L’ultima truffa dei salta-fila al Colosseo: la vendita di biglietti (a prezzi maggiorati) con il pos collegato direttamente al conto corrente bancario personale. Un business dorato, in piena piazza dell’Anfiteatro Flavio. Tutto illegale, ovviamente. Se prima gli ambulanti vendevano ticket sulla strada per conto di sedicenti agenzie turistiche, ora hanno fatto uno scatto di carriera imprenditoriale: lavorano in proprio, proponendosi “tour operator”, con tanto di personale conto presso un istituto di credito. A stanare la rete di bagarini dal terminale portatile, leggero e compatto, pronto a registrare transazioni sonanti ai danni di ingenui e sprovveduti turisti, sono stati i carabinieri del Comando Roma Piazza Venezia che hanno scoperto undici promoter irregolari.
Salta-fila abusivi: la truffa del Pos
Quasi tutti extracomunitari, dal Bangladesh, Mali, Tunisia, Senegal.
LA STRATEGIA
Il pos è indubbiamente una novità, che la dice lunga sulle capacità organizzative (e sulle risorse a disposizione). Due i pos sequestrati dai militari al Colosseo, utilizzati da cittadini stranieri del Bangladesh. «Si proponevano ai turisti direttamente come tour operator», dicono i carabinieri che ricostruiscono l’organizzazione: «Per il sistema di contingentamento dettato da regole anti-Covid, la vendita dei biglietti per il Colosseo ora è solo online, così questi signori non fanno altro che prenotare e acquistare tantissimi biglietti tramite la piattaforma del concessionario della biglietteria del parco del Colosseo, per poi rivenderseli sulla piazza a prezzo maggiorato».
L’operazione scatta presto, intorno alle 8 del mattino, quando comprano grossi stock di biglietti collegandosi alla piattaforma, esaurendo nel giro di poco tempo i biglietti a disposizione. «Ne possono prendere fino a 20 in una sola transazione», spiegano i carabinieri. Di qui, scatta la truffa per quel turista che arriva al Colosseo sprovvisto di biglietto («Magari molti non riescono a prenotarli online perché già presi dai saltafila», sottolineano i carabinieri).

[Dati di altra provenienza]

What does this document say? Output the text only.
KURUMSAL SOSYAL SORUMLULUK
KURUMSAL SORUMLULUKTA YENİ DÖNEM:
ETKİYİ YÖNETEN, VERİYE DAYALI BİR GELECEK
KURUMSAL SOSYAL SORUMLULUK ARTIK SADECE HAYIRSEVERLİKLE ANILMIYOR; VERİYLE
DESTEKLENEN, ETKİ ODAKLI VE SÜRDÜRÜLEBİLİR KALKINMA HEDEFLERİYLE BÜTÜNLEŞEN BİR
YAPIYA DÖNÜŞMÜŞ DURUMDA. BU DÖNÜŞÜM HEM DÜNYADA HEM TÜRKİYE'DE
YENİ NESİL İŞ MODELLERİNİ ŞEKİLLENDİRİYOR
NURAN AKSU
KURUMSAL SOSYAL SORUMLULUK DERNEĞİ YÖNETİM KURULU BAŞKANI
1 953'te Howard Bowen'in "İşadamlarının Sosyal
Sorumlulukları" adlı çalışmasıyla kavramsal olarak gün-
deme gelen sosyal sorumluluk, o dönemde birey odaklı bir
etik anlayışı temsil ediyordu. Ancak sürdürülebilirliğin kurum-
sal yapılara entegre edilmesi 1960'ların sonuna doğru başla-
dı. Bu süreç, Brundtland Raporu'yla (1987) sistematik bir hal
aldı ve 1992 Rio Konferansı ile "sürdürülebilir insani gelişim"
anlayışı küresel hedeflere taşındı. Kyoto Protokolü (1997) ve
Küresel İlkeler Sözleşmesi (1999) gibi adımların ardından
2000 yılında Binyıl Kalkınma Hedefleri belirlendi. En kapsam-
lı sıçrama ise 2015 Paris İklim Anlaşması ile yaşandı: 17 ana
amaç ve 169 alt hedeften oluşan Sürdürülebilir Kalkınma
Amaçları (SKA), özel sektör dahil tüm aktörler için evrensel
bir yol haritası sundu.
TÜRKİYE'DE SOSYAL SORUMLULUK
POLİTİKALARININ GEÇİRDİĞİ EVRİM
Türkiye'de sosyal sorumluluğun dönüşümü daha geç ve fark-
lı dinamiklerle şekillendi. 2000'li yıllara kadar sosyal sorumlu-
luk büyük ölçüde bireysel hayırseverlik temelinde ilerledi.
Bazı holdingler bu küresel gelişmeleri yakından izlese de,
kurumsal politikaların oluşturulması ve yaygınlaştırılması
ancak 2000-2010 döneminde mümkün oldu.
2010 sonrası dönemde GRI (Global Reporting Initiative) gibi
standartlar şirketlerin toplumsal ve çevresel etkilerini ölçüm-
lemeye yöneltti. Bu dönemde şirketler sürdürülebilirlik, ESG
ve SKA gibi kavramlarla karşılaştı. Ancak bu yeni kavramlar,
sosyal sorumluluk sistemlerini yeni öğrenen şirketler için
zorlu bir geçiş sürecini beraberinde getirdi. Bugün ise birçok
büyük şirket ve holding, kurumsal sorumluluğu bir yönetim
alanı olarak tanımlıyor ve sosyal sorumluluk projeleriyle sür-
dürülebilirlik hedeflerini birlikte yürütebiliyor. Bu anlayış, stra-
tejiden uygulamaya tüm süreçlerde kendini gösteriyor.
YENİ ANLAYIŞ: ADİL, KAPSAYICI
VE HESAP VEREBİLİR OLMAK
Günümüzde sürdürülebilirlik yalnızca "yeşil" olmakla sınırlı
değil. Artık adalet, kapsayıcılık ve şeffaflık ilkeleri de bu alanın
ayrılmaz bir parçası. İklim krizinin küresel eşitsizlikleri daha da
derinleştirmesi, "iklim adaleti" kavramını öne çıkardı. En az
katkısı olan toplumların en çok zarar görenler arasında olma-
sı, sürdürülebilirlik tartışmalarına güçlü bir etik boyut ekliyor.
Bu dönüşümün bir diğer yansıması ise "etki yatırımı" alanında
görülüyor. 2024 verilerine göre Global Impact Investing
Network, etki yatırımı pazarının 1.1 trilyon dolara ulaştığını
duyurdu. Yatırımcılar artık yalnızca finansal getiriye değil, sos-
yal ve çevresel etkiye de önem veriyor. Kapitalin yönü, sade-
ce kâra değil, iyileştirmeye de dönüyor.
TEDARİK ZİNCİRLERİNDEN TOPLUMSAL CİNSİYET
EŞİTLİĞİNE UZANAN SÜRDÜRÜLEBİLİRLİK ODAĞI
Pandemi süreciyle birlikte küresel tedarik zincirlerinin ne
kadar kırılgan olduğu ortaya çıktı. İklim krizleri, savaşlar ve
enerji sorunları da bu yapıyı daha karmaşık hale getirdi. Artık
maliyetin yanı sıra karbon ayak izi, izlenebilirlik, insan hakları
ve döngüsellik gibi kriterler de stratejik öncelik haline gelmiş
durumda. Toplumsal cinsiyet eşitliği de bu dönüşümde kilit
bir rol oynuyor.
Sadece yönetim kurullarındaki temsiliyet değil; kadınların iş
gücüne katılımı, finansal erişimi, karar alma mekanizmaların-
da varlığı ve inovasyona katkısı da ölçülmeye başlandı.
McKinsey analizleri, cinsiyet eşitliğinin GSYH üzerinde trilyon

Il promoter li avvicina e mette a segno il colpo: «Anzichè venderlo al prezzo regolare di 16 euro, se lo fanno pagare quasi dieci euro in più, con la scusa di spese di agenzia». Insomma, una cresta belle e buona. E via col pagamento tramite pos, collegato ad un conto corrente bancario personale o intestato a finte società. «Il pos è un passo avanti, segno di un’attività redditizia anche perché presuppone un investimento, un conto corrente aperto su cui far convergere i soldi», commentano dal comando. Un trucchetto raffinato: «Lo facevano apertamente, davano l’impressione di essere autorizzati, il pos in mano dava l’idea ai turisti di essere al centro di un circuito istituzionale». Una tenera trappola.